Last week, Liberal backbencher John van Dongen left the party to go to the provincial Conservatives after a fiery speech in the legislature aimed at scorching Clark's leadership.

"We have faced some challenges, no question about it. In the next year, before we get to the next election, we will face more challenges as well." Clark told the crowd.

But Clark said her government will look those challenges in the eye and wrestle them to the ground because she wants voters to have a choice.

"The choice is going to be between a government that looks after their money, that respects taxpayers, that decides it wants to support a thriving private sector," she said. "Or a choice between a government that will do the opposite."

She said people are always talking about shrinking the gap between rich and poor, and she agrees.

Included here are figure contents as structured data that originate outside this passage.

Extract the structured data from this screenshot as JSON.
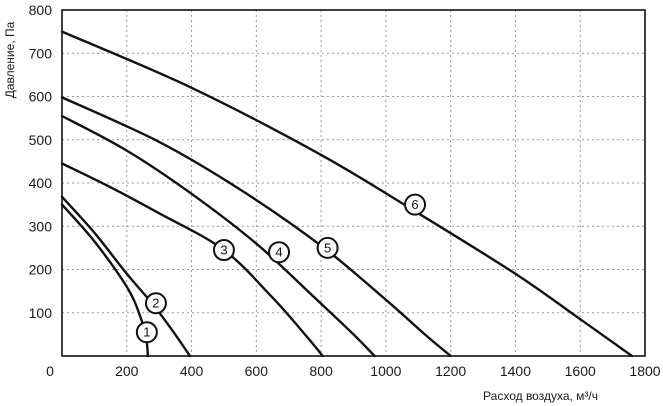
{
  "chart_data": {
    "type": "line",
    "title": "",
    "xlabel": "Расход воздуха, м³/ч",
    "ylabel": "Давление, Па",
    "xlim": [
      0,
      1800
    ],
    "ylim": [
      0,
      800
    ],
    "x_ticks": [
      "0",
      "200",
      "400",
      "600",
      "800",
      "1000",
      "1200",
      "1400",
      "1600",
      "1800"
    ],
    "y_ticks": [
      "100",
      "200",
      "300",
      "400",
      "500",
      "600",
      "700",
      "800"
    ],
    "grid": true,
    "series": [
      {
        "name": "1",
        "points": [
          [
            0,
            350
          ],
          [
            100,
            265
          ],
          [
            200,
            160
          ],
          [
            240,
            95
          ],
          [
            260,
            40
          ],
          [
            265,
            0
          ]
        ]
      },
      {
        "name": "2",
        "points": [
          [
            0,
            368
          ],
          [
            100,
            285
          ],
          [
            200,
            190
          ],
          [
            280,
            120
          ],
          [
            340,
            60
          ],
          [
            395,
            0
          ]
        ]
      },
      {
        "name": "3",
        "points": [
          [
            0,
            445
          ],
          [
            150,
            390
          ],
          [
            300,
            330
          ],
          [
            500,
            245
          ],
          [
            650,
            135
          ],
          [
            750,
            50
          ],
          [
            805,
            0
          ]
        ]
      },
      {
        "name": "4",
        "points": [
          [
            0,
            555
          ],
          [
            200,
            475
          ],
          [
            400,
            375
          ],
          [
            600,
            260
          ],
          [
            780,
            135
          ],
          [
            900,
            50
          ],
          [
            965,
            0
          ]
        ]
      },
      {
        "name": "5",
        "points": [
          [
            0,
            598
          ],
          [
            300,
            495
          ],
          [
            550,
            385
          ],
          [
            800,
            255
          ],
          [
            1000,
            130
          ],
          [
            1120,
            50
          ],
          [
            1200,
            0
          ]
        ]
      },
      {
        "name": "6",
        "points": [
          [
            0,
            750
          ],
          [
            400,
            620
          ],
          [
            800,
            465
          ],
          [
            1100,
            330
          ],
          [
            1400,
            190
          ],
          [
            1600,
            85
          ],
          [
            1760,
            0
          ]
        ]
      }
    ],
    "label_positions": [
      [
        262,
        55
      ],
      [
        290,
        122
      ],
      [
        500,
        245
      ],
      [
        670,
        240
      ],
      [
        820,
        250
      ],
      [
        1090,
        350
      ]
    ]
  }
}
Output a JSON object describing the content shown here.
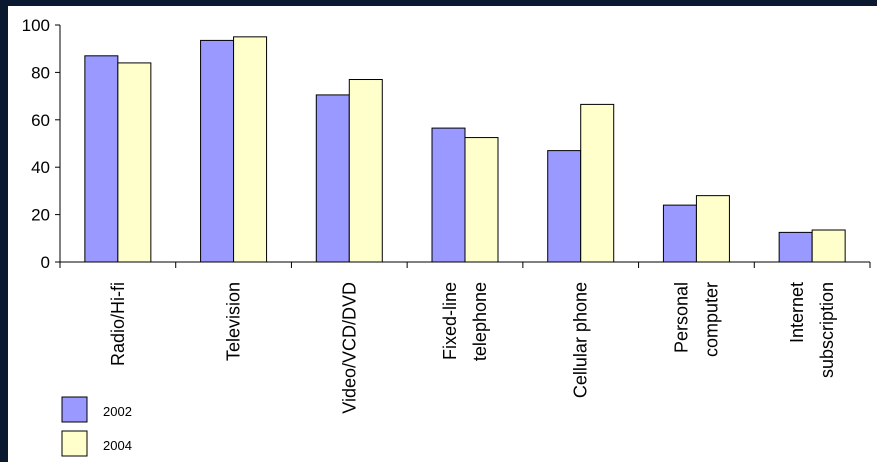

"But you don't shrink the gap between rich and poor by trying to punish those who are successful."

Bob Rennie shout out

Instead, government needs to grow the middle class by putting people to work, not "by sitting outside a tent at the art gallery," she said to laughter, referring to last year's Occupy Vancouver protest that was eventually shut down by a court order.

While Clark didn't once mention the provincial Conservative party, high-profile property marketer Bob Rennie followed up on Clark's speech by telling the crowd that a vote for the provincial Conservatives is a vote for the NDP.

"It's splitting votes. We have to get behind the Liberal party right now, we need free enterprise."

Rennie said he supported Clark in her leadership bid because the Liberal party needed a change, but now that the party has changed, the province doesn't need to change.

"I think what the turnout today shows is we're not all just loyal to the last poll that we read," he said. "I like the fact that Liberals are actually down in the polls because it gives us something to fight for."

Clark didn't want to talk about polls and refused to take questions from the media after her speech. In a running scrum that took Clark, her entourage and a crowd of media cameras and reporters through the back hallways of the hotel, Clark turned to the cameras and briefly replied that she hadn't seen the latest poll.